Table of Contents
A Locally Binary Pattern (LBP) is a local descriptor that captures the appearance of an image in a small neighborhood around a pixel. An LBP is a string of bits, with one bit for each of the pixels in the neighborhood. Each bit is turned on or off depending on whether the intensity of the corresponding pixel is greater than the intensity of the central pixel. LBP are seldom used directly, however. Instead, the binary string thus produced are further quantized (Quantized LBP) and pooled in local histograms (Histograms of LBPs).
While many variants are possible, VlLbp implements only the case of 3 × 3 pixel neighborhoods (this setting was found to be optimal in several applications). In particular, the LBP centered on pixel \((x,y)\) is a string of eight bits. Each bit is equal to one if the corresponding pixel is brighter than the central one. Pixels are scanned starting from the one to the right in anti-clockwise order. For example the first bit is one if, and only if, \(I(x+1,y) > I(x,y)\), and the second bit is one if, and only if, \(I(x+1,y-1) > I(x,y)\).
Quantized LBP
For a 3 × 3 neighborhood, an LBP is a string of eight bits and so there are 256 possible LBPs. These are usually too many for a reliable statistics (histogram) to be computed. Therefore the 256 patterns are further quantized into a smaller number of patterns according to one of the following rules:
Uniform (VlLbpUniform) There is one quantized pattern for each LBP that has exactly a transitions from 0 to 1 and one from 1 to 0 when scanned in anti-clockwise order, plus one quantized pattern comprising the two uniform LBPs, and one quantized pattern comprising all the other LBPs. This yields a total of 58 quantized patterns.

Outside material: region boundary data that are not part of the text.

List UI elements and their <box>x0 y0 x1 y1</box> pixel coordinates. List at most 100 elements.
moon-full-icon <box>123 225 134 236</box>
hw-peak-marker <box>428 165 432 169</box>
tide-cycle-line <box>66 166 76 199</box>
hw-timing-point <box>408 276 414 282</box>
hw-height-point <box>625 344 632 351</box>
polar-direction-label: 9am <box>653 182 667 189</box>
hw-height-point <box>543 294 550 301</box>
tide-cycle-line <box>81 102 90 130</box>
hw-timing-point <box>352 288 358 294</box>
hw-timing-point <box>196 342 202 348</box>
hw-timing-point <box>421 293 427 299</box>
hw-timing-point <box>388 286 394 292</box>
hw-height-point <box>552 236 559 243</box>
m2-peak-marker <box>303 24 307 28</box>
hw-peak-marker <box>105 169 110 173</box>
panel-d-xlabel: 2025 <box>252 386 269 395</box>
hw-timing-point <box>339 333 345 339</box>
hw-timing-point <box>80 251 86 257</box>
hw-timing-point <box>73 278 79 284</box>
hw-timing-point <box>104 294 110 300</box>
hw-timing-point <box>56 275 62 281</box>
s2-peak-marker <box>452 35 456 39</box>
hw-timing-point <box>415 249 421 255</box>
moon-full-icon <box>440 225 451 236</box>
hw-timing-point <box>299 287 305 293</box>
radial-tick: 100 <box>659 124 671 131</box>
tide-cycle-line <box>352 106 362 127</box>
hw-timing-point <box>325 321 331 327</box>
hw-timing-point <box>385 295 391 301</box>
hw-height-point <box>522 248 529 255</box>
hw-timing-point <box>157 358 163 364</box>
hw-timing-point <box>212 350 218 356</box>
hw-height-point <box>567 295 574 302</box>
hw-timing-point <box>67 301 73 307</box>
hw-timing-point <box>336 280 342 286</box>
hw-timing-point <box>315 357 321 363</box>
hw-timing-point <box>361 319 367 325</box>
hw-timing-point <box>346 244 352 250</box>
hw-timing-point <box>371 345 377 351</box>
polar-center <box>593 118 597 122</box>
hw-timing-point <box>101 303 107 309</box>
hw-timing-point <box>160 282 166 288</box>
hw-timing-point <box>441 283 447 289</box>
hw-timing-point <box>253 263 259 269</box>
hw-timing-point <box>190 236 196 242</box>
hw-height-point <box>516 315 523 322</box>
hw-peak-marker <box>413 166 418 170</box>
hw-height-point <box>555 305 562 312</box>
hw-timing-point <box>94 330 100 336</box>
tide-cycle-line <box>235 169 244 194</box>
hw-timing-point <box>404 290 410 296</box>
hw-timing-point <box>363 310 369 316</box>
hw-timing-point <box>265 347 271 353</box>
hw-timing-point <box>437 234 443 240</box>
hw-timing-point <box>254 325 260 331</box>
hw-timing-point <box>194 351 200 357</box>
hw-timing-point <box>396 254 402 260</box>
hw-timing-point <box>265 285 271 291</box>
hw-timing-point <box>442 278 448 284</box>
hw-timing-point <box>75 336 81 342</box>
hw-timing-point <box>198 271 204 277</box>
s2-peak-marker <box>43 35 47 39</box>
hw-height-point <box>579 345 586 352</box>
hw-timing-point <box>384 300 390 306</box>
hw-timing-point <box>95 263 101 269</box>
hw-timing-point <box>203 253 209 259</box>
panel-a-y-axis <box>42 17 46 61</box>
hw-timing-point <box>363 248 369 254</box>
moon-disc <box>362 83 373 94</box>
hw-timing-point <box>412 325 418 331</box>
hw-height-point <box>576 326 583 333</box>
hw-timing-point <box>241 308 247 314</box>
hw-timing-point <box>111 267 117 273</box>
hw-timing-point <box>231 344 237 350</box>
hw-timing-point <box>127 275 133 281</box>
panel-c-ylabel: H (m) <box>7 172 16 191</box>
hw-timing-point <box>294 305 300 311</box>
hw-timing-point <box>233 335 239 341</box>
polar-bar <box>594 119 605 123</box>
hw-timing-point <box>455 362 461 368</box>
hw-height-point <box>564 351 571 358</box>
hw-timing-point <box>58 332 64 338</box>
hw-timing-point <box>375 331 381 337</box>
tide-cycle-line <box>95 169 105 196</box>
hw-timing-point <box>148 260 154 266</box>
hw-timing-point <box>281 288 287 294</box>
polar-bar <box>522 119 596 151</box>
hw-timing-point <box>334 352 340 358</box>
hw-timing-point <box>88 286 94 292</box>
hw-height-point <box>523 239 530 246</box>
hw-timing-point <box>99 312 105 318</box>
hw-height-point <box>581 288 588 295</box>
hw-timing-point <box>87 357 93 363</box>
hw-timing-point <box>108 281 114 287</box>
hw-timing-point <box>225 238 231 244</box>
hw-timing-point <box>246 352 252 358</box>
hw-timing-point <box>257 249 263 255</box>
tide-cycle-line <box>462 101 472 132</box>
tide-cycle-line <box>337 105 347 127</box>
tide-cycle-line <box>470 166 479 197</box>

The number of quantized LBPs, which depends on the quantization type, can be obtained by vl_lbp_get_dimension.
Histograms of LBPs
The quantized LBP patterns are further grouped into local histograms. The image is divided into a number of cells of a prescribed size (as specified by the parameter cellSize
passed to vl_lbp_process as described in Getting started with LBP). Then the quantized LBPs are aggregated into histogram by using bilinear interpolation along the two spatial dimensions (similar to HOG and SIFT).